The murmurs beneath the surface are telling of a county rife with corruption which prompted concerned local authorities in seeking assistance from federal investigators. Upon suspicion, at the local level, corruption in smaller figures is much easier to contain and deal with. However, to act on suspicious activity requires political will from people with stake. As shown by Lasseter’s scandal, seeking collaborative programs during times of uncertainty, actually demonstrates results.
Whether Super PAC dollars or a smaller amount of bribe that tempts an elected official – the question remains, can money be used as powerful incentives in governing, creating policies and acting on behalf of the people? This is a sad and dichotomous reality of the U.S. political economy. On the one hand, this guiding of the moral economy is visible and permeates various levels of governing structure and system.

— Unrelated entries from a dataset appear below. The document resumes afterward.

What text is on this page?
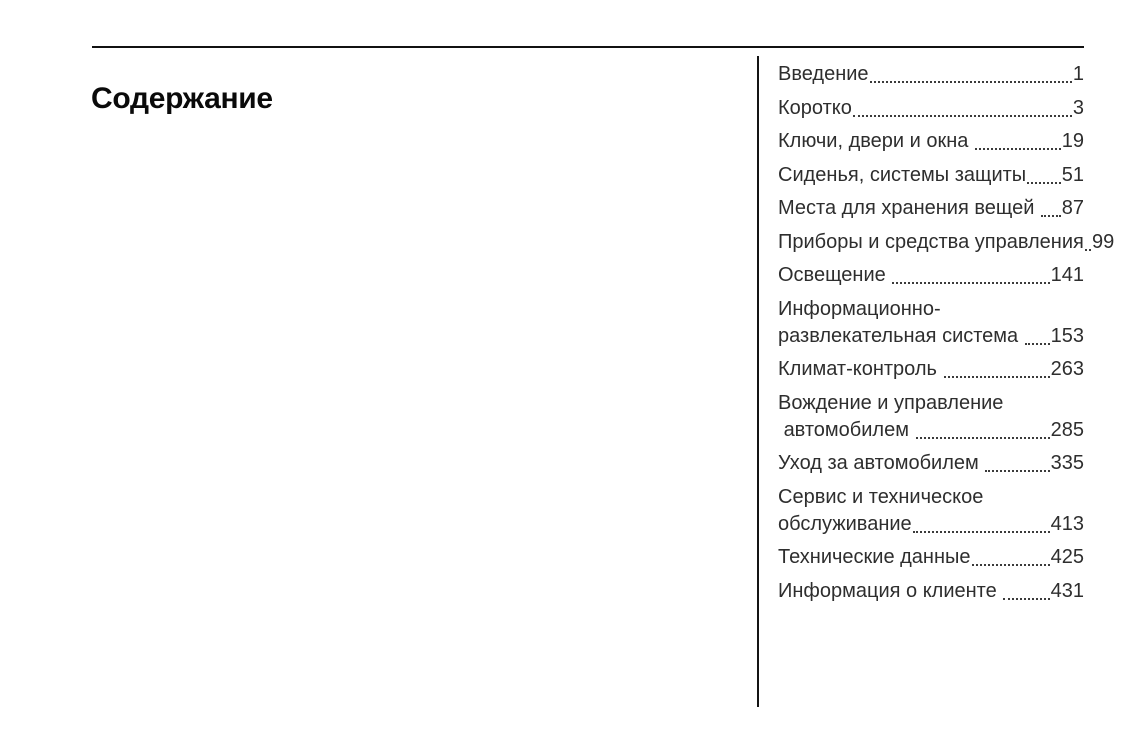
Содержание
Введение	1
Коротко	3
Ключи, двери и окна	19
Сиденья, системы защиты 51
Места для хранения вещей 87
Приборы и средства управления 99
Освещение	141
Информационно-
развлекательная система 153
Климат-контроль	263
Вождение и управление
автомобилем	285
Уход за автомобилем	335
Сервис и техническое
обслуживание	413
Технические данные	425
Информация о клиенте 431
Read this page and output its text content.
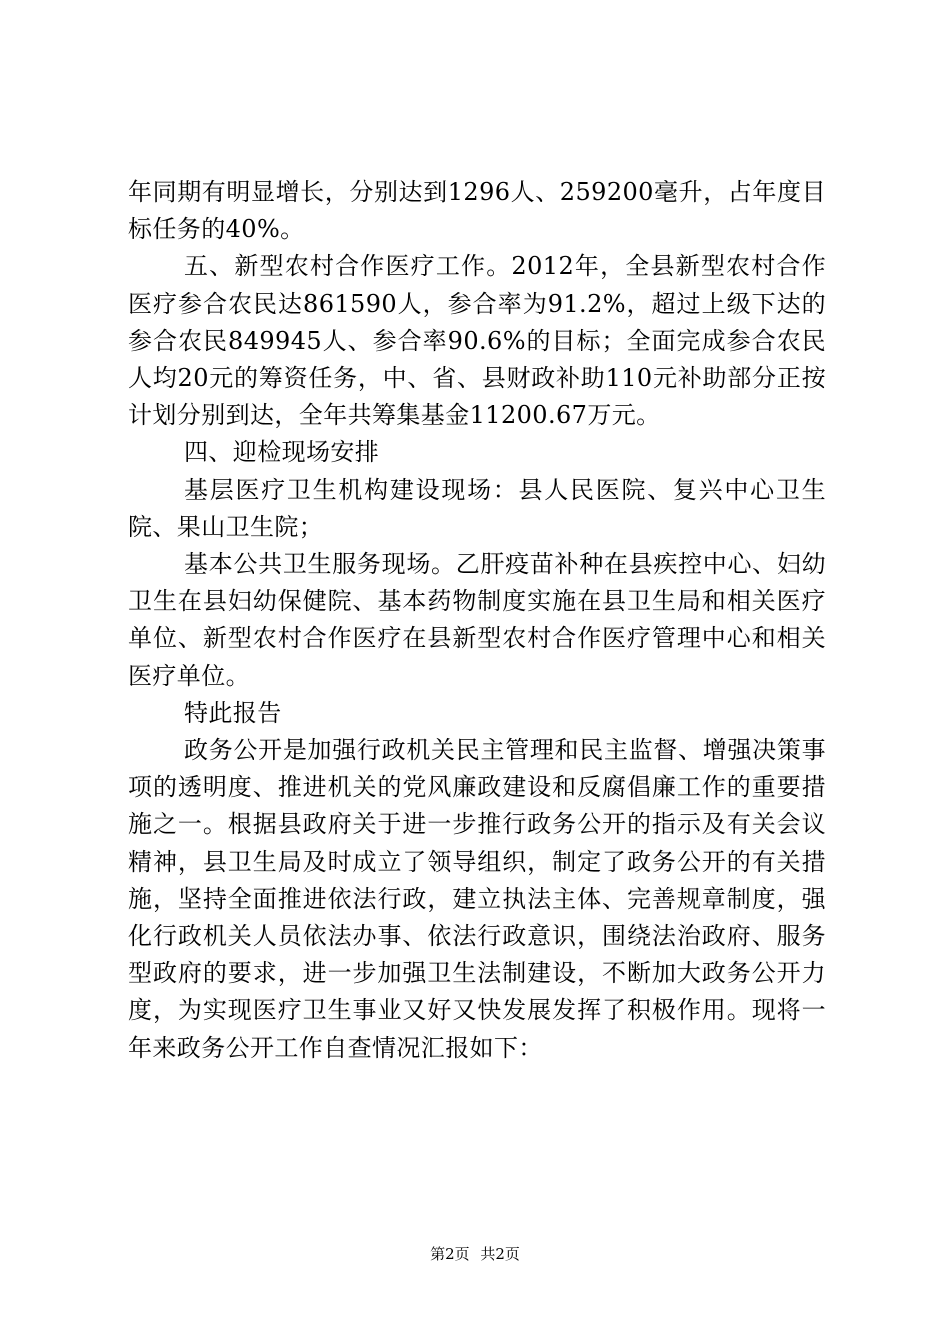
年同期有明显增长，分别达到1296人、259200毫升，占年度目标任务的40%。

五、新型农村合作医疗工作。2012年，全县新型农村合作医疗参合农民达861590人，参合率为91.2%，超过上级下达的参合农民849945人、参合率90.6%的目标；全面完成参合农民人均20元的筹资任务，中、省、县财政补助110元补助部分正按计划分别到达，全年共筹集基金11200.67万元。

四、迎检现场安排

基层医疗卫生机构建设现场：县人民医院、复兴中心卫生院、果山卫生院；

基本公共卫生服务现场。乙肝疫苗补种在县疾控中心、妇幼卫生在县妇幼保健院、基本药物制度实施在县卫生局和相关医疗单位、新型农村合作医疗在县新型农村合作医疗管理中心和相关医疗单位。

特此报告

政务公开是加强行政机关民主管理和民主监督、增强决策事项的透明度、推进机关的党风廉政建设和反腐倡廉工作的重要措施之一。根据县政府关于进一步推行政务公开的指示及有关会议精神，县卫生局及时成立了领导组织，制定了政务公开的有关措施，坚持全面推进依法行政，建立执法主体、完善规章制度，强化行政机关人员依法办事、依法行政意识，围绕法治政府、服务型政府的要求，进一步加强卫生法制建设，不断加大政务公开力度，为实现医疗卫生事业又好又快发展发挥了积极作用。现将一年来政务公开工作自查情况汇报如下：

第2页 共2页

On the other hand, the rising level of poverty in America is frightening. Disparities are stark. ‘Perseverance’ is the new American Dream for citizens. The basic value construct of what America stands for – equality, rights, justice, fairness and opportunity, appear to be on transitory hold. Nevertheless, like Bihar, Georgia is also working on improving its corruption index and has a long way to go. Acting on reducing systematized rent-seeking purchasing power in governance will require political will, similarly to resurrecting the American Dream with policies that actually benefit people.
Will the big and small governments work together in rebuilding internal democracy? Will Obama offer an economic agenda that can get the country moving beyond the basic need economic survival mode to reshaping its moral political economy? We will cast the vote for hope.